Dans le cas des EURL et des SARL, lorsque l’apport en nature a lieu pour la constitution de la société, les associés peuvent décider à l’unanimité de ne pas recourir à un commissaire aux apports lorsque les deux conditions cumulatives suivantes sont remplies :
Chacun des apports en nature a une valeur inférieure à 30 000 €
La valeur totale des apports en nature n’excède pas la moitié du capital social
La loi Sapin 2 du 9 décembre 2016 a étendu cette dispense aux SAS lors de la constitution de la société.
En revanche, un apport en nature en cours de vie d’une SAS, SASU, EURL ou SARL requiert obligatoirement la désignation d’un commissaire aux apports.
Dans les EURL et SASU, l’associé unique peut choisir de désigner lui-même le commissaire aux apports.
La désignation du commissaire aux apports en cas de désaccord entre les associés ou actionnaires
S’il n’est pas voté à l’unanimité ou refusé par les associés ou actionnaires, le représentant légal de la société peut envoyer, conformément au droit en vigueur, une requête au Président du Tribunal de commerce qui désignera lui-même un commissaire aux apports.
Cette requête est à déposer en deux exemplaires originaux, signés et datés par le représentant légal, qui peut d’ailleurs suggérer le nom d’un commissaire aux apports.
Le commissaire aux apports désigné ne peut jamais être le commissaire aux comptes de la même société, même si le représentant légal a suggéré son nom dans la requête.
Le rapport d’évaluation du commissaire aux apports
Le commissaire aux apports remet ensuite un rapport d’évaluation du montant de l’apport en nature aux associés.
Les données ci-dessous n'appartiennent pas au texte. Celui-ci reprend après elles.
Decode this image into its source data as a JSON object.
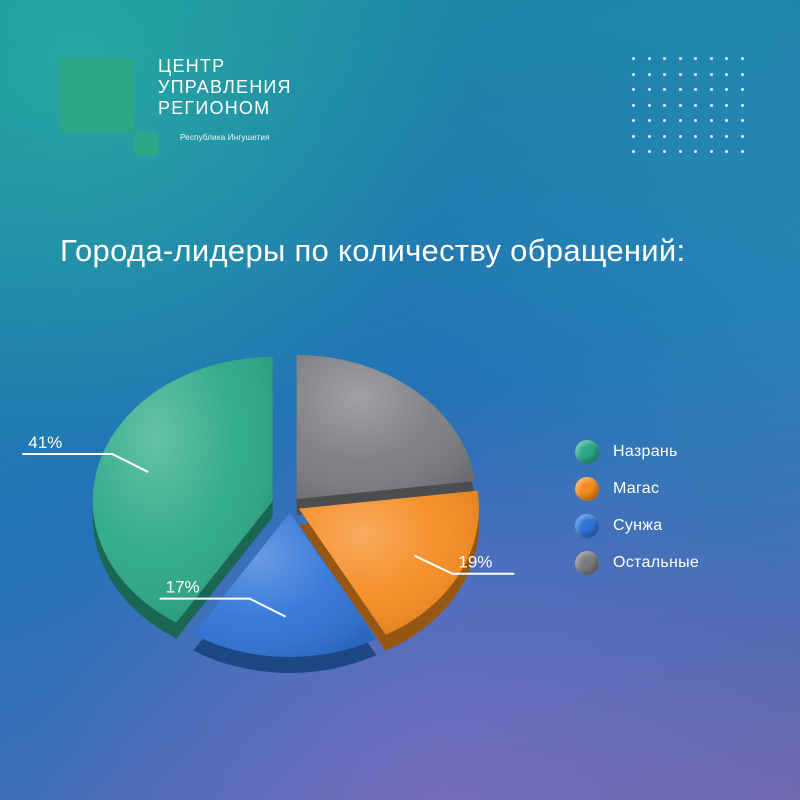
{
  "brand": {
    "name_lines": [
      "ЦЕНТР",
      "УПРАВЛЕНИЯ",
      "РЕГИОНОМ"
    ],
    "subtitle": "Республика Ингушетия",
    "color": "#2aa886"
  },
  "chart_data": {
    "type": "pie",
    "title": "Города-лидеры по количеству обращений:",
    "slices": [
      {
        "name": "Назрань",
        "value": 41,
        "label": "41%",
        "color": "#2aa886"
      },
      {
        "name": "Остальные",
        "value": 23,
        "label": "",
        "color": "#7a7c80"
      },
      {
        "name": "Магас",
        "value": 19,
        "label": "19%",
        "color": "#f58a1f"
      },
      {
        "name": "Сунжа",
        "value": 17,
        "label": "17%",
        "color": "#2f74d8"
      }
    ],
    "legend": {
      "placement": "right",
      "order": [
        "Назрань",
        "Магас",
        "Сунжа",
        "Остальные"
      ]
    }
  }
}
Ce rapport émet des recommandations d’évaluation que les associés peuvent décider de ne pas suivre. Ces derniers procèdent à un vote (dont est exclu l’apporteur) afin de valider ou non l’estimation du commissaire.
Si les associés retiennent une valeur supérieure à l’évaluation retenue par le commissaire aux apports, ils assument solidairement et pendant 5 ans la valeur qu’ils auront donnée à l’apport en nature (article L.223-9 al. 4 du Code de commerce).
Faites attention : une surévaluation dite frauduleuse est punie par le droit français avec des sanctions pénales pouvant aller jusqu’à 5 ans d’emprisonnement et une amende de 9 000 €. Un apport surévalué sous pression ou selon une méthode inappropriée sont des exemples de fraude. Le recours à un commissaire reste donc recommandé dans tous les cas.
Quelle que soit la forme juridique de votre entreprise, le rapport du commissaire aux comptes peut être contesté sur envoi d’une lettre recommandée par le dirigeant de la société. Si la mauvaise évaluation cause un tort à un associé ou à la société, la responsabilité du commissaire peut être engagée.
Le coût d’un commissaire aux apports varie selon la difficulté d’évaluation du bien, pour des honoraires entre 500 € et 3 000 € en moyenne. S’il intervient suite à une requête, il faudra ajouter 33,37 € (frais postaux inclus).
À la constitution de la société, ce rapport est annexé aux statuts constitutifs. Dans le cas d’une augmentation de capital, le rapport est déposé au greffe du tribunal de commerce et annexé à l’acte constatant la réalisation de l’augmentation de capital.
La libération de l’apport en nature
Une fois le bien évalué, il faudra soit libérer l’apport, soit transférer la propriété du bien à la société :
À la date d’immatriculation de la société au Registre du commerce et des sociétés (RCS) en cas de constitution de la société
À la date de réalisation définitive de l’augmentation de capital
Contrairement à l’apport en numéraire, l’apport en nature doit être entièrement libéré. Par définition, cela signifie que la propriété du bien revient intégralement à la société dès sa création ou dès la signature de l’augmentation du capital.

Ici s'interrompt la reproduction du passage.